アマゾンKindle Fire HDの原価と青空文庫の楽しみ
- 2012.11.10
アマゾンKindle Fire HDの価格を調べていたら、公式サイトでは15800円とかなりお手頃の価格帯。性能的に比較するのは無理があるのかもしれないが、Google Nexus7,iPad miniと比較すると実に求めやすい価格帯だ。現在発売されているNexus7/16GBの19800円でもほとんど利益は出ないはずなのに、それをさらに上回る15800円とは太っ腹以外の何物でもないが、ネットを巡回していたら案の定、売れば売るほど赤字になるとの記事が掲載されていた。
●「Kindle Fire HD」の部品原価、16GBモデルは165ドル 米調査 米IHS iSuppliは現地時間2012年11月5日、米Amazon.comの7インチの「Kindle Fire HD」タブレット端末の実機を分解して調査した原価分析結果を発表した。それによると、希望小売価格が199ドルのWi-Fi接続専用16Gバイトモデルは、BOM(Bill of Material:部品表)に基づく部品原価が165ドルで、製造コストを含めると174ドルになる。 iSuppliは、「ソフトウエアやライセンス料などの諸費用を除いたコストが174ドルもかかるのでは、199ドルの販売価格でもうけを出すのは厳しい。しかしAmazon.comはハードウエアで利益を得るのではなく、魅力的な価格で製品を提供し、多くの消費者を同社のコンテンツやECサイトに引きつける戦略をとっている」と分析している。 またiSuppliは、Kindle Fire HDがコストを削減しつつ、オリジナル機種の「Kindle Fire」より性能を向上させている点を指摘した。Kindle Fireは販売価格が199ドルに対し、部品および製造コストが201.70ドルと、売れるごとに赤字になる。 |
製造コスト『174ドル×(1ドル80円)=13,920円』なので、それ以外の費用を加算すれば15800円ではとても利益が出ないのは分かるが、それにしてもハードで稼がずにソフトで稼ぐビジネスモデルはアップルとまさに対照的。ハードソフト一体型開発でアップルユーザ体験を顧客に提供し、ハードウェアで稼ぐことを本業とするアップルとの戦略の違いが改めて浮き彫りにされて、米国IT産業の動向からはますます目が離せなくなる。
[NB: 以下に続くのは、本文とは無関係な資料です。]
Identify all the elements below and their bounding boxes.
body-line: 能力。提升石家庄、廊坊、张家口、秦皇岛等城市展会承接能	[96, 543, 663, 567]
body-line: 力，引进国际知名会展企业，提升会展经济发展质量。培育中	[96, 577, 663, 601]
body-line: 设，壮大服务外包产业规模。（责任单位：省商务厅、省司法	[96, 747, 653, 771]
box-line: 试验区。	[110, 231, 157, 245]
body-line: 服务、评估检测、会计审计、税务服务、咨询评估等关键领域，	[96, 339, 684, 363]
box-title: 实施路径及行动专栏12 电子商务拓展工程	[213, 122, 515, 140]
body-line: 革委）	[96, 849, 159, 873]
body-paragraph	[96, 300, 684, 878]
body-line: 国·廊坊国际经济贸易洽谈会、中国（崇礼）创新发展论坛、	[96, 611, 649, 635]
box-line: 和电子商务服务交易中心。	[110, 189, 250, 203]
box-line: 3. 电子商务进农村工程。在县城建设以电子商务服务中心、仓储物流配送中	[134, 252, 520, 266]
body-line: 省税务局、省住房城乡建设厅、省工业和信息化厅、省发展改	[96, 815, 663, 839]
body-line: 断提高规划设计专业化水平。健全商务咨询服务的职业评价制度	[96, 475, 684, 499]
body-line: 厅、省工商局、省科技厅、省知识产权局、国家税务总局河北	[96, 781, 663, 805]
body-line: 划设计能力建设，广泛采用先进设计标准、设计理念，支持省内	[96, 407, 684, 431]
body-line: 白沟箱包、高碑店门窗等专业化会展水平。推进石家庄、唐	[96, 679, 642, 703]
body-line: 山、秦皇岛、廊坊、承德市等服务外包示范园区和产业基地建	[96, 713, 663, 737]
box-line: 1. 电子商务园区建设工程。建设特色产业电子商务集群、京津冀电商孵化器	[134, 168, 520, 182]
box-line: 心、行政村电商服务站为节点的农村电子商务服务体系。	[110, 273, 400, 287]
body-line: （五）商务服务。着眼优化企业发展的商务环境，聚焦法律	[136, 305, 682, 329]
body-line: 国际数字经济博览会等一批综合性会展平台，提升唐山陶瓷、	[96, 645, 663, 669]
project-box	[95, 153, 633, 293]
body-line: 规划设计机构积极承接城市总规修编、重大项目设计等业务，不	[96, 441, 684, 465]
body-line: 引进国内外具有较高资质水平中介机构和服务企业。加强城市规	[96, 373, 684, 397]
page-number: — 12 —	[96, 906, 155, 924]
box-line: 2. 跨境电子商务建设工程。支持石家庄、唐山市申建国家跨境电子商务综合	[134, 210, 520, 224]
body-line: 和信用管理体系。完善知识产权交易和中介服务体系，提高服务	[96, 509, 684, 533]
さてそのアマゾンKindle、ソフトで稼ぐアマゾンには申し訳ないが、電子書籍として手頃なのはなんと言っても青空文庫。コナン・ドイルのシャーロック・ホームズシリーズを見つけたときには感激したが、毎年著作権切れの作家が登録されているのを先日初めて知った。『現在著述は没年の翌年の元日から50年間有効』とあるから、2013年1月1日以降にはいよいよ吉川英治の作品が登場するわけだ。三国志、宮本武蔵、全巻読破となると1年、あるいはそれ以上かかりそうだが、これは実に楽しみ。正月休みに読めることが出来ればいいのだが。